Pallet wood is the perfect medium for creating pieces that need to look rustic, mismatched, or weathered. The more unique the piece of wood, the more unique your piece will be!
For this project, I took pallet wood pieces that were too small to be used for other projects. I marked out a slight curved angle at the top and cut them with a jigsaw. I then measured where I wanted the bottoms to be and cut those with a jigsaw also. Using more scraps of pallet wood, I measured two matching squares to form the sides of my planter box and a longer piece that is as wide as my pallet pumpkin to form the front.
With this particular project, it is ok if your measurements aren’t perfect or your boards don’t line up just right. That adds to the charm of a weathered piece!
To brace my planter box while I measured and marked, I used a few more pieces of pallet wood. If you have someone to help you, you can simply have them hold the pieces as you mark.
To secure the front of the planter box to the sides, you need to pre-drill your wood. Using a screw and your drill, drill in the screws until they are just into the wood. Then put your front piece back onto your side pieces (which are still all being braced with your scrap wood) and drill that front piece into the sides. With pallet wood be very careful to not split the wood, as it can often be old and dry.
Put your planter box to the side and focus now on your pumpkin itself. Take a piece of scrap wood that is just shorter than the width of your pumpkin. Place it on the backside in the center of your pumpkin.
If pallet wood wasn’t so dry, I would recommend to just screw the support piece to the pumpkin from the backside, but you run the risk of splitting the wood. To decrease this risk, screw the pallet wood planks into the support piece from the front. From here, test to see if your pumpkin is secure. If not, add a second support at the bottom of your pumpkin.
Now you can screw on your planter box. Line it up with your sides and flip the whole thing over so the back of your pumpkin is facing up and the planter is face down on your work space. Screw in the planter box sides very carefully, making sure you don’t split your pumpkin pallet pieces!
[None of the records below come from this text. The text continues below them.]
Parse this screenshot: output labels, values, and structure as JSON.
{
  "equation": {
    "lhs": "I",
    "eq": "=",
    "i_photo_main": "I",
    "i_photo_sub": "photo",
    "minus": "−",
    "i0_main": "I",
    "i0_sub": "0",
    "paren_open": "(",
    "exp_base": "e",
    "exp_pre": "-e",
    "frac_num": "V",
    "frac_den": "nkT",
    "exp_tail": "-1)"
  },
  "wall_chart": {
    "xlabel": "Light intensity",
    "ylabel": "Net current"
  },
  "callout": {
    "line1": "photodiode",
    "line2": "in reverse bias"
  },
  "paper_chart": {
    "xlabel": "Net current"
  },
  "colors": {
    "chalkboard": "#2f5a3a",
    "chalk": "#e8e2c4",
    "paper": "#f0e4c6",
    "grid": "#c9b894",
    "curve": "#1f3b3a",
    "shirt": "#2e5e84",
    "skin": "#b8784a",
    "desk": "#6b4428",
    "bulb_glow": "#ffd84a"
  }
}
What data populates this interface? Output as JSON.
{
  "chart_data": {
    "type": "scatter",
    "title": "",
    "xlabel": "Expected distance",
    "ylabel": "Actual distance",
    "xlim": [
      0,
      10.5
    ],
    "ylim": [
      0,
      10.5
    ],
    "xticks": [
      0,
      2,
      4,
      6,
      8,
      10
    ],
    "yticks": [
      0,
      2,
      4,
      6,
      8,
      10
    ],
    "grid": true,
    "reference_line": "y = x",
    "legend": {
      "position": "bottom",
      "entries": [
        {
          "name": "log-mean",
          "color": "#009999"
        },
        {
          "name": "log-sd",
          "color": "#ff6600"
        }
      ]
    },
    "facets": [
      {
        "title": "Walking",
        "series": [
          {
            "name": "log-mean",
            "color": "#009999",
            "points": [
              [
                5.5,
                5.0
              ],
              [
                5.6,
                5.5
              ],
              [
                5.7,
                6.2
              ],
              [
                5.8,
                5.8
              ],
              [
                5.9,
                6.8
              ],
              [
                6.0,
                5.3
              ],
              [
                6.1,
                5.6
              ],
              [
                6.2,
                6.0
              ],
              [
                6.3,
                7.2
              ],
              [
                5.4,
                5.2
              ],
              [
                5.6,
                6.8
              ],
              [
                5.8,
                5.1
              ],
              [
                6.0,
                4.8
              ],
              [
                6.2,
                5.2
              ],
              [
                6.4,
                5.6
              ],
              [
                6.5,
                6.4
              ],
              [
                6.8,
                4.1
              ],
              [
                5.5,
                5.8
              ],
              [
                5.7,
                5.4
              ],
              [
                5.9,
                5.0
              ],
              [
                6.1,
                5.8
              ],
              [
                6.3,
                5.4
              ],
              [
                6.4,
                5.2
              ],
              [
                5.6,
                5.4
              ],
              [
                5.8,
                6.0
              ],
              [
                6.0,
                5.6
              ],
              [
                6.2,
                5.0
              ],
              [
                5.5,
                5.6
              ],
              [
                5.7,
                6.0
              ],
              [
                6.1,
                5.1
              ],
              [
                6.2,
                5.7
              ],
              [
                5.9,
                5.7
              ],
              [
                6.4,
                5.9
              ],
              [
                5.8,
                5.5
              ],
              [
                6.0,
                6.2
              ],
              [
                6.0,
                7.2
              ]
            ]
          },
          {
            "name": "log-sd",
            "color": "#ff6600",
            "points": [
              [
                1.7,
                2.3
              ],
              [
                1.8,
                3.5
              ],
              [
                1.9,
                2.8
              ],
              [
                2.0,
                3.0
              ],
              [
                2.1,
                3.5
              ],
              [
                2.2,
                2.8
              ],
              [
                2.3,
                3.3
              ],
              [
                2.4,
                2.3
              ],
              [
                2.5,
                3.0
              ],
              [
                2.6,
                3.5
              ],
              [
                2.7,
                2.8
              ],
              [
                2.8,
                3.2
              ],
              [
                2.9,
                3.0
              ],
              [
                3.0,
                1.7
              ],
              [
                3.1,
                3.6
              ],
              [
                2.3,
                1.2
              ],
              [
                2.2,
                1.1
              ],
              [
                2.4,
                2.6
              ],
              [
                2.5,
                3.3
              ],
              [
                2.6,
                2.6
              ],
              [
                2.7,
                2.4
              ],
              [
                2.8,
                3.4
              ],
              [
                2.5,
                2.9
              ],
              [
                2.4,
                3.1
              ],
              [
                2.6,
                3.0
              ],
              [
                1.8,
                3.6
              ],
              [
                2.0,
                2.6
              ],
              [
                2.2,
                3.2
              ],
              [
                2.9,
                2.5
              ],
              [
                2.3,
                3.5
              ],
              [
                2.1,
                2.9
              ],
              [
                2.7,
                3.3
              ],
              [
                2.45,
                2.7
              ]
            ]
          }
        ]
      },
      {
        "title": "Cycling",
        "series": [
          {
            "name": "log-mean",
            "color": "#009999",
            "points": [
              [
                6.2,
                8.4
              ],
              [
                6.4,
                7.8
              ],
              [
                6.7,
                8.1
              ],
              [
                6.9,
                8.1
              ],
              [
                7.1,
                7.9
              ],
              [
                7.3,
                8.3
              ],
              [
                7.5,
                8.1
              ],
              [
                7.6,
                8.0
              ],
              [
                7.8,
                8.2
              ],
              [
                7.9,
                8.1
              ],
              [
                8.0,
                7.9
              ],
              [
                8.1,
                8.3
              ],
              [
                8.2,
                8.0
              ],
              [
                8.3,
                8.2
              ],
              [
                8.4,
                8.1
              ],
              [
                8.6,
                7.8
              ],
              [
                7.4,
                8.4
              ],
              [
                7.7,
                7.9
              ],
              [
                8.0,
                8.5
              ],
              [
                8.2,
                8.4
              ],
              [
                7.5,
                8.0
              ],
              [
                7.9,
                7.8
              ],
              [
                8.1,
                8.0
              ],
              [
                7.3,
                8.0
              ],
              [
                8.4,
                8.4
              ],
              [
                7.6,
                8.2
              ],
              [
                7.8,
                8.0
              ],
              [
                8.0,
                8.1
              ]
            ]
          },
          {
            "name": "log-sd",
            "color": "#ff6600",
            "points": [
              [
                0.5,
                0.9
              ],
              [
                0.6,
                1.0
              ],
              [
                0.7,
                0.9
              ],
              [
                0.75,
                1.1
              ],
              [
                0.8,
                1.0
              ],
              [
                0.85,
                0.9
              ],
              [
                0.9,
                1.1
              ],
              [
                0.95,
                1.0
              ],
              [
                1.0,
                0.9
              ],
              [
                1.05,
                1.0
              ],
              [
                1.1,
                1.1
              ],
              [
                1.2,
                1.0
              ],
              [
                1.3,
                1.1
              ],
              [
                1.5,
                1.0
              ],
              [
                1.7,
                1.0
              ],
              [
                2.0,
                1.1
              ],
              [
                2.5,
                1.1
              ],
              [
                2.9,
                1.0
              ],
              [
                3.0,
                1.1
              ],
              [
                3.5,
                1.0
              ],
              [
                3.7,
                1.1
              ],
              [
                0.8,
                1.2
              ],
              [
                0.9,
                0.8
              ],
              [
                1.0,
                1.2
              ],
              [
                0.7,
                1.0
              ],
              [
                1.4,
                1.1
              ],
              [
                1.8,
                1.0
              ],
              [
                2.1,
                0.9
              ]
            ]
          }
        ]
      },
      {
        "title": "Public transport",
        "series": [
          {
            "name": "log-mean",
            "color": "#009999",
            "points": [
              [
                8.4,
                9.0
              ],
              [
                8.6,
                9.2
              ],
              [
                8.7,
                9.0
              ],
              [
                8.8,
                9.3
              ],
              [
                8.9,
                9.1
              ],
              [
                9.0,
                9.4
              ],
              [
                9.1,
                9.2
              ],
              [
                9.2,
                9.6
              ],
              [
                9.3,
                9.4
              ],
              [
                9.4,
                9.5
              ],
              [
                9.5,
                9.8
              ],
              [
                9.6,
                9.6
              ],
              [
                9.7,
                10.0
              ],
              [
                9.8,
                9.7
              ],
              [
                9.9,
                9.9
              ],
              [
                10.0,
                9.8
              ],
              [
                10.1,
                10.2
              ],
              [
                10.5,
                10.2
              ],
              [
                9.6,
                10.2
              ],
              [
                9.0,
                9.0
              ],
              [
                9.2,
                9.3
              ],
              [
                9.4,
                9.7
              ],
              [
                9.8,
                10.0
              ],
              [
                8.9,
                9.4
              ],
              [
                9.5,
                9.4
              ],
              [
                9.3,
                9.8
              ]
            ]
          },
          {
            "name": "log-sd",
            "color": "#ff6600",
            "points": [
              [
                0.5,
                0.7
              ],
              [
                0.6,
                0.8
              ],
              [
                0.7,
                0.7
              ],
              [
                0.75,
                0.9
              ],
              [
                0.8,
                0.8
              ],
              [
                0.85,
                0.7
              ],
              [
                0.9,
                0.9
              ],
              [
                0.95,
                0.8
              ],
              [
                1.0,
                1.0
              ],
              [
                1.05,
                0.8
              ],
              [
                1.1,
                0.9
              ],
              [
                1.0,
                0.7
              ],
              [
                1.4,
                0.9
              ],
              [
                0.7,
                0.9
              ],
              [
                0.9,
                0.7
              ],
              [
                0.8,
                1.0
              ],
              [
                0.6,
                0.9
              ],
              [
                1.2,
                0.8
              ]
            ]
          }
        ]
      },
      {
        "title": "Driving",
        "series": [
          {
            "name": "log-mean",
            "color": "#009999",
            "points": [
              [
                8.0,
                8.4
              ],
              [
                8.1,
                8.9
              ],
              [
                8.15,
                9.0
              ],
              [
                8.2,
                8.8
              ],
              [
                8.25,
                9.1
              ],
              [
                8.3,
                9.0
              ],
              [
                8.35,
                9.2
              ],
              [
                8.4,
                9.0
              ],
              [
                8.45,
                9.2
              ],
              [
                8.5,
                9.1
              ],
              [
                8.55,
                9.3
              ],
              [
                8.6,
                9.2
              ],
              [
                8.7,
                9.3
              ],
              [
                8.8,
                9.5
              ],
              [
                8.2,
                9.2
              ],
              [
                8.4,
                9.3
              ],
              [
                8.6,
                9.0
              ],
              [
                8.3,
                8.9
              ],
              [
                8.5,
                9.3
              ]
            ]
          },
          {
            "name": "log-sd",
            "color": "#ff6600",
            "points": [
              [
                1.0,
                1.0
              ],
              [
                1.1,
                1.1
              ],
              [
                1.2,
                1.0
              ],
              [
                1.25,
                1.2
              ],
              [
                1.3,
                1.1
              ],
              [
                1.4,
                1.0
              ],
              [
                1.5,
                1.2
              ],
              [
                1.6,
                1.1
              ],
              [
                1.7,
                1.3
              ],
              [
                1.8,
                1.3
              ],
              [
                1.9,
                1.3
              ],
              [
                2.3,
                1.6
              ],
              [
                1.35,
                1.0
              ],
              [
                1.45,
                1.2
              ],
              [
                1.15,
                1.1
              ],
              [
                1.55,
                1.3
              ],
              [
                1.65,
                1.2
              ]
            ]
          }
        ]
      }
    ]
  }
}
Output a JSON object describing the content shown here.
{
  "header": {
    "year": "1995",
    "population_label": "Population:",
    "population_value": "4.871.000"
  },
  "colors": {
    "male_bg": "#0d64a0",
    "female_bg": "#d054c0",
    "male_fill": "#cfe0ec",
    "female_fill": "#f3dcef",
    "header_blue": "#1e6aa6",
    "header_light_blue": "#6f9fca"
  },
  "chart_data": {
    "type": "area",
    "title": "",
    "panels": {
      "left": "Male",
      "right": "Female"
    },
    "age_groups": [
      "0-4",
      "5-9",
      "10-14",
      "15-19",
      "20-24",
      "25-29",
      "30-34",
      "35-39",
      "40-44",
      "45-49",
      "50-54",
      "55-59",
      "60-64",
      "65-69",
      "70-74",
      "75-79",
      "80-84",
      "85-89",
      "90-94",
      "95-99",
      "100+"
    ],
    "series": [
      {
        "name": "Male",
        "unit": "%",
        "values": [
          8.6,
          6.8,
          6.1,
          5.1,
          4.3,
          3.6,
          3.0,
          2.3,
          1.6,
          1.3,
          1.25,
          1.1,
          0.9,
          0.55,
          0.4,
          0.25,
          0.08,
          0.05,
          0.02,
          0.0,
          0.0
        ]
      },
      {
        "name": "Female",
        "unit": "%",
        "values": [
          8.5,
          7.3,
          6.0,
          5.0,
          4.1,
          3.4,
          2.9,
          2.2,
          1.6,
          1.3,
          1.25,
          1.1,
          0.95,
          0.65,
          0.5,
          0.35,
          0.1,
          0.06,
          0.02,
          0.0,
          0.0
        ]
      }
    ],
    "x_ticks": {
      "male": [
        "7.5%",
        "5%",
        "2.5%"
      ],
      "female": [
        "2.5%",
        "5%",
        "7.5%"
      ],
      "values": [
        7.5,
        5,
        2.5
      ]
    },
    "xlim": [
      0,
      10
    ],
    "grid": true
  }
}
Sand down the whole piece, but not too much. You don’t want to lose the unique pallet wood texture but you do want to rid it of any splinters and make your cut edges not look so crisp.
Now that the base of your pumpkin planter is done, it is time to paint! I use homemade chalk paint made from hardware store paint samples and calcium. To get a rustic look, I painted multiple coats of different colors of paint. I used a “drybrush” technique, where I only had a tiny bit of each color of paint on my brush and I used long strokes in different places to give an overall weathered look. To finish, I used a clear wax and a dark wax to set my colors.
To make the pumpkin stem I used a small piece of scrap wood that was already painted green! I added a little bit of dark wax and screwed it into the front of my pumpkin. This pumpkin planter isn’t designed to hold dirt and plant. (it doesn’t even have a bottom!) But you can use it to hold potted plants or small potted succulents!